Avrupa basketbolunda tek oyuncunun bire bir savunma zaafiyetlerinin kapanması dahi zorken Galatasaray LH'nin iki adet kötü bire bir savunmacısı var ve daha da kötüsü hücumda üretebilmek için, bu iki elin 30 dakika sahada kalmasına mecburlar. Dolayısıyla 1 ve 4 numaralı pozisyonlarda oynayan hücum oyuncusu savunmacısını geçtikten sonra beşe dört savunma yapmak zorunda kalıyor Galatasaray LH. (Kaldı ki genel kanının aksine Sinan Güler de iyi bir bire bir savunmacısı değil) Ve spacing'i (alan paylaşımı) iyi yapan her takım, ki bu Top 16 seviyesinde hemen her takıma işaret ediyor, bunu cezalandırıyor. 

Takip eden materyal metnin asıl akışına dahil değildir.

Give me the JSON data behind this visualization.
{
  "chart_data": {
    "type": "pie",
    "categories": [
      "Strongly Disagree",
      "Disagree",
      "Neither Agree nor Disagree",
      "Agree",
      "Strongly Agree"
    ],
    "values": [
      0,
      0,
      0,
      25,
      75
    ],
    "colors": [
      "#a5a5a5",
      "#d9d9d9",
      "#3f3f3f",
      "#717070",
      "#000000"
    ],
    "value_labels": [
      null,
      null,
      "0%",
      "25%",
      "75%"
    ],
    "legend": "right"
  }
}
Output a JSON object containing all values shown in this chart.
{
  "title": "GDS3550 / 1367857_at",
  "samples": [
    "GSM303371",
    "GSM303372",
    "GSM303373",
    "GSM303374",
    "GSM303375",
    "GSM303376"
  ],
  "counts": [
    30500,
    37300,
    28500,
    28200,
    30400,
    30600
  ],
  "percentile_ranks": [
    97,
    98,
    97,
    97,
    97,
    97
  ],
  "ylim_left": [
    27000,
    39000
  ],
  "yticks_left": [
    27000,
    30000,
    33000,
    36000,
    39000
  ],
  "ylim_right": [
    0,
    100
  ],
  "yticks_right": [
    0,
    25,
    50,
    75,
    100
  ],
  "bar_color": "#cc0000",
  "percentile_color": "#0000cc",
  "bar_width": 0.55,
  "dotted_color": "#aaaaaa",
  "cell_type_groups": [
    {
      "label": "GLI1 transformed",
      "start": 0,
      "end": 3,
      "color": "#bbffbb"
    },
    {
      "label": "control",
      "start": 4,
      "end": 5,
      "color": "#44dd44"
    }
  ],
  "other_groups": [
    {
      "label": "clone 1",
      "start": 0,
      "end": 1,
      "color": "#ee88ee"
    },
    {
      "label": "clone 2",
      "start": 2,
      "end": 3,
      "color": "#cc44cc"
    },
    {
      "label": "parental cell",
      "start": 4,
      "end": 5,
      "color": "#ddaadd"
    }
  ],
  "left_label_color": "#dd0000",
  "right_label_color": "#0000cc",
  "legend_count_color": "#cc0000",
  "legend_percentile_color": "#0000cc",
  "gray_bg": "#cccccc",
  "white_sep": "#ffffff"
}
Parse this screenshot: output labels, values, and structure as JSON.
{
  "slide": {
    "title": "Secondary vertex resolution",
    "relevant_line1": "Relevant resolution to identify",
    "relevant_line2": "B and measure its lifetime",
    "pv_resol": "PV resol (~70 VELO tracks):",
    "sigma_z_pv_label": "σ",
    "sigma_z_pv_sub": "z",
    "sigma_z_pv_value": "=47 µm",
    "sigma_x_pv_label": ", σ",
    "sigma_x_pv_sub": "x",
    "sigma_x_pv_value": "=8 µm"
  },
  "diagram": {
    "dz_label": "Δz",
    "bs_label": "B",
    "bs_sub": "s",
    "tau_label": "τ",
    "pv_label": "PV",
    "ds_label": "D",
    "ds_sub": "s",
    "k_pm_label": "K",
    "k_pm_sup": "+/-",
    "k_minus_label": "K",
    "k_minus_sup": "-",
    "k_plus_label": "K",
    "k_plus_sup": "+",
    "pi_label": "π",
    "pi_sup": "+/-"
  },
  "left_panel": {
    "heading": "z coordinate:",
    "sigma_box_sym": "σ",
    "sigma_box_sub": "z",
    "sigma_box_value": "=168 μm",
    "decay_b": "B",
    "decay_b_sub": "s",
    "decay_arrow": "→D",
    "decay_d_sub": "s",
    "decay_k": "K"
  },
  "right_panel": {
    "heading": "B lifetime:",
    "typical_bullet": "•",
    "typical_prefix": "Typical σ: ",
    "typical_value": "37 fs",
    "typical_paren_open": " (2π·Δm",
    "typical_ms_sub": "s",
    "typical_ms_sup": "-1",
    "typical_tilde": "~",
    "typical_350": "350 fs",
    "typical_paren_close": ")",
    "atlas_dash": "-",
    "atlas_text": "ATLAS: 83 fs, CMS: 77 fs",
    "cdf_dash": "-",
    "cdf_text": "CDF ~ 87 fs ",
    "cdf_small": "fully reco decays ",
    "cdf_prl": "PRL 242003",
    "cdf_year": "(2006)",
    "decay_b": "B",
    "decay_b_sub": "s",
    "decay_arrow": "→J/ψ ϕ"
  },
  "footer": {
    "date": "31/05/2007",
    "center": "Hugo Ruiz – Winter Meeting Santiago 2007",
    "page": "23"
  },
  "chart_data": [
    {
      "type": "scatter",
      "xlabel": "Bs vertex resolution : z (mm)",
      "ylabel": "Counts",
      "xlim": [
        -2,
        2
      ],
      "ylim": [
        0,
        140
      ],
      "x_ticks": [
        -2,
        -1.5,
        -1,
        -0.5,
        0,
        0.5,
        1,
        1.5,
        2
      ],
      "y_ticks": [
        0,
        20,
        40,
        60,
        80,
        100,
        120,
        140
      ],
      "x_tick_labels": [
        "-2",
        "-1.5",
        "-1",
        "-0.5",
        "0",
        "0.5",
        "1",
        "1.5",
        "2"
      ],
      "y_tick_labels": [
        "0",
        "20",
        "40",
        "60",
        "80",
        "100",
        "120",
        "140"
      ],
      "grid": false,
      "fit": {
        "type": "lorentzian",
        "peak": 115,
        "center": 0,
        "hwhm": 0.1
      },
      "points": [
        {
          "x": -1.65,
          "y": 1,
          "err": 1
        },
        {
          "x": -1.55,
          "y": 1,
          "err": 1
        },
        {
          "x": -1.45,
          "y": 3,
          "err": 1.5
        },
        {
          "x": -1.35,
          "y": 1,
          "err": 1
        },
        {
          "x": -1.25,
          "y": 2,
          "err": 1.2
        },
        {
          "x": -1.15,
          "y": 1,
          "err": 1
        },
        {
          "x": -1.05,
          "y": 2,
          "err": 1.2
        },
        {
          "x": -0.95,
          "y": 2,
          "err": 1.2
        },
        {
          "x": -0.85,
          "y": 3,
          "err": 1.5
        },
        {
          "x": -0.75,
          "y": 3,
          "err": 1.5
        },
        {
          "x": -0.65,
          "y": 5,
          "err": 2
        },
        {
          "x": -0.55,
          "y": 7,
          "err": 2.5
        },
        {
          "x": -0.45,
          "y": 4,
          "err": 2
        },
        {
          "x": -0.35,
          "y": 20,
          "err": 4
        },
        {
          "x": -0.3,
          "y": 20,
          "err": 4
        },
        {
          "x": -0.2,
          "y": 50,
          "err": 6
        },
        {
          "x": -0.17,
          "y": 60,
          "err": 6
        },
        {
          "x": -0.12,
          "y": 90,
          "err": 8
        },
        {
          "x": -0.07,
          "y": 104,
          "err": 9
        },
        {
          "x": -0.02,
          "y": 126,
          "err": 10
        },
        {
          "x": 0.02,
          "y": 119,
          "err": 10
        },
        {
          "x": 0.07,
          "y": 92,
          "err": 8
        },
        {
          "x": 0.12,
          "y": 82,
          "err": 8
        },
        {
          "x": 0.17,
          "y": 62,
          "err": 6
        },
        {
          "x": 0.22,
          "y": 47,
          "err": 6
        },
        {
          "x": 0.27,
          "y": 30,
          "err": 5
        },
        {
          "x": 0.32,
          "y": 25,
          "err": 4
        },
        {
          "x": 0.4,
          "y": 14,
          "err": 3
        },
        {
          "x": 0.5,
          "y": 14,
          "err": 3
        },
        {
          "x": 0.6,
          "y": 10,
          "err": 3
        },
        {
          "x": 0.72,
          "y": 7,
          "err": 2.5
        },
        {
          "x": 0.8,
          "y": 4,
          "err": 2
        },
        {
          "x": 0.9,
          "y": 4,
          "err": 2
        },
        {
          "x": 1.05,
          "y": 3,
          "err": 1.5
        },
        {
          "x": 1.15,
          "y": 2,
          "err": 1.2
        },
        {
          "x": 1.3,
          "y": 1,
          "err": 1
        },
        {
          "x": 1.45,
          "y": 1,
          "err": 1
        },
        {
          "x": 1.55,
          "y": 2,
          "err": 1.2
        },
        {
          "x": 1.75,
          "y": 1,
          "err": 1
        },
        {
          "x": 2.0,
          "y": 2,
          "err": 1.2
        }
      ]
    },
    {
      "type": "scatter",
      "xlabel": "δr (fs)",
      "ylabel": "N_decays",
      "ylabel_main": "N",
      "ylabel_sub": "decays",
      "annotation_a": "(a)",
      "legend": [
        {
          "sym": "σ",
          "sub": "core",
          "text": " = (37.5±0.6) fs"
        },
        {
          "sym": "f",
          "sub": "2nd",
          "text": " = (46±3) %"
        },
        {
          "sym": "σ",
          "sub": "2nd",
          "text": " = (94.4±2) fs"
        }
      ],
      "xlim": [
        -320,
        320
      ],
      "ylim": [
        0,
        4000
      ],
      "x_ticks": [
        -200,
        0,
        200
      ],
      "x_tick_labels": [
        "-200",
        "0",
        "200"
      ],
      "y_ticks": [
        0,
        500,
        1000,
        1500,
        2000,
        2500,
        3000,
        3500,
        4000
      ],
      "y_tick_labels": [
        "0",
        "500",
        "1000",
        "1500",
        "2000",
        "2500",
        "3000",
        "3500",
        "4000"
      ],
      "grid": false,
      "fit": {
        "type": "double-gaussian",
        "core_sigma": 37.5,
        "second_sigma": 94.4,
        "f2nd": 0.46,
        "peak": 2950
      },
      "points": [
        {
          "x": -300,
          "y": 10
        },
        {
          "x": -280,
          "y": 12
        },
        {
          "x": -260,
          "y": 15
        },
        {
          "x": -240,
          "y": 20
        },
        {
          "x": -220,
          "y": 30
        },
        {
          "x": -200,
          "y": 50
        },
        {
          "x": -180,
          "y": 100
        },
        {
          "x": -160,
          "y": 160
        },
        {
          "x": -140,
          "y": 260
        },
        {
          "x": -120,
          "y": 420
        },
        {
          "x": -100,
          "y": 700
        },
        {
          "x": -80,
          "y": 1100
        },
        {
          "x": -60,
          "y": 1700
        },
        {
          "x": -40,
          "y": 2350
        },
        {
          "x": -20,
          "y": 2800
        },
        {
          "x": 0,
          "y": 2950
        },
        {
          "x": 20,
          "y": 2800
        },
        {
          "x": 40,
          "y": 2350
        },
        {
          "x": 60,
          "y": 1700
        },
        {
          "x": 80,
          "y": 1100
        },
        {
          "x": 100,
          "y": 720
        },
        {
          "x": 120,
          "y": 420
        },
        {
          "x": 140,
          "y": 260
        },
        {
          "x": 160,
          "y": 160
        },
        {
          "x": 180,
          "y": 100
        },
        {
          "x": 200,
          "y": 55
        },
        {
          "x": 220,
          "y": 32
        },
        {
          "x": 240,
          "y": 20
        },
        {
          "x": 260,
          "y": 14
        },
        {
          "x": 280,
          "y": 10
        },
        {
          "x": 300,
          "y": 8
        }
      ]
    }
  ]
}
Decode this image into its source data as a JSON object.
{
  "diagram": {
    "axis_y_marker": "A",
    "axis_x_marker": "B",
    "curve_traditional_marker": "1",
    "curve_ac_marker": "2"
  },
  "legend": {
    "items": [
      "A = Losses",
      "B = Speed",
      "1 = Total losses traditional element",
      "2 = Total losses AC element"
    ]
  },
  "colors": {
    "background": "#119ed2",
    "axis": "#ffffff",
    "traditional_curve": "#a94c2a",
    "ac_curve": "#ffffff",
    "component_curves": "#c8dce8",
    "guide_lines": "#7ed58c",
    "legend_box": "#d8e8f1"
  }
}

Hücum potansiyeli yüksek olan Real Madrid, Fenerbahçe, Olympiacos gibi takımların yanı sıra kısıtlı kadrolara da sahip olsalar basketbol altyapıları gereği spacing'i ezbere yapan Neptunas, Kızılyıldız ve Zalgris takımlarının dahi Galatasaray karşısında rahat ve akıcı hücum edebilmesinin temel nedeni bu. Furkan Aldemir'in bekçiliği Galatasaray savunmasını belirli bir seviyede tuttu ancak Furkan'ın ayrılmasından sonra savunma tam anlamıyla dibe vurdu. Furkan Aldemir'in ayrılmasından sonra takıma katılan Patric Young, ilk bakışta Furkan'ın yokluğunu aratmayacak gibi görünüyordu. Young, atletik, güçlü bir uzun ve pick-and-roll ağırlıklı oynanan Avrupa basketbolunda hem hücumda hem savunmada büyük potansiyel barındırıyor. Fakat bu potansiyeline rağmen, henüz yeterli pozisyon bilgisine sahip değil. 

Şöyle; Furkan Aldemir'in ayrılmasından önce de rakip kısalar rahatlıkla Galatasaray potasına yöneliyordu ancak Furkan pozisyon bilgisi ve blok tehdidiyle caydırıcı oluyordu. Young da bu caydırıcılık potansiyeline sahip ancak henüz -ve hala- Avrupa basketboluna uyum sağlama sürecinde. Carlos ve Erceg maç başına 30 dakika civarı sahada kalırken* -ve kalmaları da hücum açısından elzemken- savunmadaki problemlerin tam anlamıyla çözülmesi mümkün değil. 

Zira Galatasaray LH'nin iki ana skor opsiyonunun yedekleri Ender Arslan ve Kerem Gönlüm oyunda olduğunda Galatasaray LH tamamen farklı bir basketbol oynamak zorunda kalıyor. Peki ne yapılabilir? Ergin Ataman Zalgris Kaunas ve İstanbul Büyükşehir Belediye Spor (İBB) maçlarında bench'ten gelen oyuncularla maçın ritmini değiştirme yoluna gitti. Ender-Pocius-Carter-Kerem dörtlüsü tam sahada baskı, alan savunması, yüksek tempo (yani Ergin Ataman'ın kariyerinde sıkça başvurduğu kaos basketbolu) denemelerine uygun. 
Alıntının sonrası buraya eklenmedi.